La práctica no se logra de la noche a la mañana, debe mantenerse diariamente, y Ye Chen podía sentir que su avance no estaba lejos.
…
En el Club Nocturno Tianyuan de la Ciudad Zhonghai.
En la sala VIP más grande, un grupo de hombres con auras amenazantes estaba sentado dentro, entre ellos estaba Zhao Hu, quien había sido completamente golpeado por Ye Chen hoy.
—Jefe, tienes que defenderme, ese mocoso sabía que yo era uno de los tuyos y aun así hirió a tantos de mis muchachos, incluso se llevó el tributo destinado para ti —Zhao Hu se quejó al Jefe sentado a la cabecera de la mesa.
El Jefe, una figura importante incluso en Zhonghai, despiadado y astuto, era el señor de la guerra de confianza de Zhao Siye.
En el Distrito Este de la Ciudad, su influencia no tenía rival.
—Inútil —el Jefe resopló fríamente—.
Si docenas de ustedes fueron derrotados por una sola persona, ¿de qué sirven?
—Jefe, hay algo raro en ese chico.
Incluso mi hombre Ah Long no fue rival para él —dijo Zhao Hu con cara de enfado, tratando de defenderse.
—Ese Ah Long, es un soldado retirado de fuerzas especiales, ¿verdad?
—el Jefe entrecerró ligeramente los ojos—.
¿Incluso él no fue rival?
Interesante.
¿Cómo se llama el chico?
—Su nombre es Ye Chen.
Trabaja en el departamento de marketing del Grupo Su.
Aquí está su foto.
Zhao Hu buscó torpemente una foto y se la entregó al Jefe, y la foto mostraba claramente a Ye Chen.
—¿Un simple empleado logró derrotar a todos tus hermanos?
Ah Hu, conoces las consecuencias de mentirme —el Jefe dijo con una risa fría mientras tomaba la foto.
Sobresaltado, Zhao Hu se arrodilló apresuradamente, su rostro sombrío:
—Jefe, aunque me prestara el valor, no me atrevería a mentirle.

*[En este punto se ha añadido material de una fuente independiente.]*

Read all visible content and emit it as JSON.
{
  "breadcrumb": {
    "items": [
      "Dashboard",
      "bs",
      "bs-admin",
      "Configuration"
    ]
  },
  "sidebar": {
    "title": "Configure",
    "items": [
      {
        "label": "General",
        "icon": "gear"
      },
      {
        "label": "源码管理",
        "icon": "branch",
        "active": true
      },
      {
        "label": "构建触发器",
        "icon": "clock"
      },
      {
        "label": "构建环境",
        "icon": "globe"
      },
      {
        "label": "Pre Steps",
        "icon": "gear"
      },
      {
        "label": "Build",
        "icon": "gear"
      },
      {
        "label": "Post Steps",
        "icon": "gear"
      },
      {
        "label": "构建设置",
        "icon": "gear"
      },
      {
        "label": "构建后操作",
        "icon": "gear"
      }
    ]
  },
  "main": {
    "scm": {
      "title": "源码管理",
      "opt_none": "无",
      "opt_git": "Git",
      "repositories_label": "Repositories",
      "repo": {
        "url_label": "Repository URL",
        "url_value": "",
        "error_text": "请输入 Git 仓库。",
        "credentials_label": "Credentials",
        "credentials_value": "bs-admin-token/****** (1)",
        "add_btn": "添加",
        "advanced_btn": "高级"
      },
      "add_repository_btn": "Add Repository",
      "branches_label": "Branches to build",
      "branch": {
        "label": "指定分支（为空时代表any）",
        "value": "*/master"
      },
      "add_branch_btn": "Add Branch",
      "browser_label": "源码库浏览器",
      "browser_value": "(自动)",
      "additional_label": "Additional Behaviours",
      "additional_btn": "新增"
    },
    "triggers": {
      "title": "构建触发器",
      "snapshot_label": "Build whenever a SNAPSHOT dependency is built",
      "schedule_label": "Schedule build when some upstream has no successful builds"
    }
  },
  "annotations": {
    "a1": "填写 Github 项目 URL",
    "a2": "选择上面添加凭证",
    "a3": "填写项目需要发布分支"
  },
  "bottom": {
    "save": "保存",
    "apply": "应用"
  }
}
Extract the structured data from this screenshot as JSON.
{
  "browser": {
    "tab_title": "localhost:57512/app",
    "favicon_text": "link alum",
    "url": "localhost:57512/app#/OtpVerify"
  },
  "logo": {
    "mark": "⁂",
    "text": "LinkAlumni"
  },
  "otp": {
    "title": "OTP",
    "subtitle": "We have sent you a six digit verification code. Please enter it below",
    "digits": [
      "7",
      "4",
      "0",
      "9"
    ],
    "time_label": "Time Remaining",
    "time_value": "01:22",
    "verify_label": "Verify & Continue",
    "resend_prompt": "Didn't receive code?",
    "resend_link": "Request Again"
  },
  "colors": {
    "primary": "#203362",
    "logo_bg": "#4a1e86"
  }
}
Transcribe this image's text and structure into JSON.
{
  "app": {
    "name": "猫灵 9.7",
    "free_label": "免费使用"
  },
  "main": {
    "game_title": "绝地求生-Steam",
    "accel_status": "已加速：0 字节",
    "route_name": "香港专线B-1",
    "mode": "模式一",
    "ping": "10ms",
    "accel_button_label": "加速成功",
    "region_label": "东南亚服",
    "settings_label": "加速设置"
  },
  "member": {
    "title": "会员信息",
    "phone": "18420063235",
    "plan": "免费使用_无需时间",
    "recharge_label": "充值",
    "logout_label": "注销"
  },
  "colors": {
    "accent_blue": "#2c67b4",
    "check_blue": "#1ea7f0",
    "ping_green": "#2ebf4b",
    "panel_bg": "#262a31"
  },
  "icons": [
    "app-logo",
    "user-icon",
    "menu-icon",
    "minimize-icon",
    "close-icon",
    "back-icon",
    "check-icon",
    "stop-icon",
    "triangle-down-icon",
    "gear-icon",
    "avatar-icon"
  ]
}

—Hmph, eso pensé, no tienes las agallas para engañarme —el Jefe pasó la foto a un subordinado—.
Ve, investígalo.
Si no hay problema, acábalo y recupera el dinero.
Atreverse a tomar el dinero de mi Jefe, está pidiendo la muerte.
—Sí —un subordinado tomó la foto y se fue.
Mientras Zhao Hu pensaba en Ye Chen pronto arrodillado ante él rogando por piedad, su rostro se iluminó con emoción: «Ye Chen, estás acabado esta vez».